The furry black animals spread a fast-killing cancer when they bite each other’s faces. It causes grotesque facial tumors that eventually prevent them from feeding and can affect their internal organs.

Devil Facial Tumor Disease was discovered in 1996. Since then, the numbers of Tasmanian devils have plummeted by 70 percent. Last spring, Australia listed the devils as an endangered species and current estimates suggest the Tasmanian devil could be extinct within 25 years.

But Belov said the new findings buy more time for managing the disease and developing a vaccine.

Belov, of the University of Sydney, worked with fellow researchers at the University of Tasmania, who monitored populations across the island. While earlier studies had looked at devils in eastern Tasmania, this time they took a wider sampling of 400 devils across the state.

Twenty percent of those were found to be genetically different from the eastern devils, and so far have not caught the disease.

“I don’t think this means that we can sit back and go, ‘Everything is OK,’ because we’ve already seen that the tumor has started to evolve,” Belov cautioned. “But now we can say that we’ve got a glimmer of hope.

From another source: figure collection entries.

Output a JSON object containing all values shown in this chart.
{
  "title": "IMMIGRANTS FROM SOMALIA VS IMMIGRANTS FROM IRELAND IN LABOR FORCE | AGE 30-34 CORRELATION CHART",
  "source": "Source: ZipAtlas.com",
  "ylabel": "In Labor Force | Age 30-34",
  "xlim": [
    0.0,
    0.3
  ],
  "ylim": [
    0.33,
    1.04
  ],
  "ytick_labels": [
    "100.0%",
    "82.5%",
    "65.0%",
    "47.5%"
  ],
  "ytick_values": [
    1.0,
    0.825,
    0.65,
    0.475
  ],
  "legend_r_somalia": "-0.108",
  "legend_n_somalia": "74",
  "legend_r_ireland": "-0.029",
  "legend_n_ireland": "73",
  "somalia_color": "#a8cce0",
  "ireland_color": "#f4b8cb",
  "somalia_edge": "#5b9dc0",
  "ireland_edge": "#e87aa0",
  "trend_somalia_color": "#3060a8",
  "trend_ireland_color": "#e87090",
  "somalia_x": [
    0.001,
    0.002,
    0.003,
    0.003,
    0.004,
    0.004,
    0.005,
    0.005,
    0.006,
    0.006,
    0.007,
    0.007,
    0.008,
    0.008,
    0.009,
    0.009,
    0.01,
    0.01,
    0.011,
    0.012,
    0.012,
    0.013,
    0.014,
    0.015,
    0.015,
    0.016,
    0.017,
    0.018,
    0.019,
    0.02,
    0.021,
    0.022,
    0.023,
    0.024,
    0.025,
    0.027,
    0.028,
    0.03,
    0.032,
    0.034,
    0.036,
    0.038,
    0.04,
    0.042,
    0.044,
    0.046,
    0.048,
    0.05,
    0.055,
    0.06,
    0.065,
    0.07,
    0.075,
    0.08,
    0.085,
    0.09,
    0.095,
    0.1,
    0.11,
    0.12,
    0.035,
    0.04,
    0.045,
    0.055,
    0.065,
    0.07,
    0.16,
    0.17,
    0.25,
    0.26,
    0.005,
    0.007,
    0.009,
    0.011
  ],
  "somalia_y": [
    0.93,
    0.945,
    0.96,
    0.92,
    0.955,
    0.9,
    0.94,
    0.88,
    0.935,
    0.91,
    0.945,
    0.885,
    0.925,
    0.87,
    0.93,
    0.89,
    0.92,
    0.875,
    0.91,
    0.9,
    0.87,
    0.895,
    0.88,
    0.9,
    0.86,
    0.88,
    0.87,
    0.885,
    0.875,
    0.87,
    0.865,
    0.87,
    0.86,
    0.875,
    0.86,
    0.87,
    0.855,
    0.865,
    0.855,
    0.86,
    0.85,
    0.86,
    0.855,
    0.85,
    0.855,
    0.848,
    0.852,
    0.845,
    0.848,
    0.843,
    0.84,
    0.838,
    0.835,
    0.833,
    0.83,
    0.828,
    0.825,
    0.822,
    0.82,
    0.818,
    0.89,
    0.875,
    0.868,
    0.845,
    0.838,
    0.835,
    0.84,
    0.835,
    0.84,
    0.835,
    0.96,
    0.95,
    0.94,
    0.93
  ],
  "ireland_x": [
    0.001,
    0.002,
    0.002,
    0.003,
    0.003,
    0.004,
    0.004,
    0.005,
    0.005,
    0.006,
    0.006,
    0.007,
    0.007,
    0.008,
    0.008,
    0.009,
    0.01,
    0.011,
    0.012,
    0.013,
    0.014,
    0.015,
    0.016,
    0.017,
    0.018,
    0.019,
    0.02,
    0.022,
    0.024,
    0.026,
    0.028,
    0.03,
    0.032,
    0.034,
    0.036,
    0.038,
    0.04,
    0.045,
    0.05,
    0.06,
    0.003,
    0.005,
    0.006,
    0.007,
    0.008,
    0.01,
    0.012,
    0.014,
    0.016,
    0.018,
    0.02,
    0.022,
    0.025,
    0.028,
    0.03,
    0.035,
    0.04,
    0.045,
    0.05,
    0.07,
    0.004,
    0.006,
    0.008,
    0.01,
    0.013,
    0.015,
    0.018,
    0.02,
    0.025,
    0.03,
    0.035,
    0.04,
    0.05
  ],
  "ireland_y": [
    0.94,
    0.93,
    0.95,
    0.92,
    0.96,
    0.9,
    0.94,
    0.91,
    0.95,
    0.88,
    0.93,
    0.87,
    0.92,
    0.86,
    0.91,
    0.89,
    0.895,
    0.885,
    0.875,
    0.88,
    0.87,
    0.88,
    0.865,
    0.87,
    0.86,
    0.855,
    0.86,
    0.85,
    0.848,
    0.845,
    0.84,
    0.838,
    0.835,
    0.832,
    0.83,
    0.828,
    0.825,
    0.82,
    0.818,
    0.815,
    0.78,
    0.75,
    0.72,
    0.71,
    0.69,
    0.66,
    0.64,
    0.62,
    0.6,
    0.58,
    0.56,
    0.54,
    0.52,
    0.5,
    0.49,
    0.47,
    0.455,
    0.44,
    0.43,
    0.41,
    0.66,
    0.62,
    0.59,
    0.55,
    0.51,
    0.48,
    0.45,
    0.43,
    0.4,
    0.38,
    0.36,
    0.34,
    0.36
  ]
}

There may be some animals that may survive this epidemic.”

Another Tasmanian devil researcher, Hamish McCallum, said the discovery held “enormous promise.”

“It’s been my view for a long time that the best shot of solving the problem is if there is any genetic resistance in the devil population,” said McCallum, who until last year worked with the federal government’s devil rescue program.

“We have suspected for quite some time that there may have been animals with different genes in the northwest. … What we don’t know absolutely for sure is whether or not this genetic difference is sufficient for them not to get disease.”

Federal Innovation Minister Kim Carr, whose department helped fund the research, said it was great news.

“There is now hope for their survival,” Carr said in a statement.

The devils, known for powerful jaws, fierce screeches and voracious consumption of prey, are the world’s largest marsupial carnivores. They don’t exist in the wild outside Tasmania, an island south of the Australian mainland.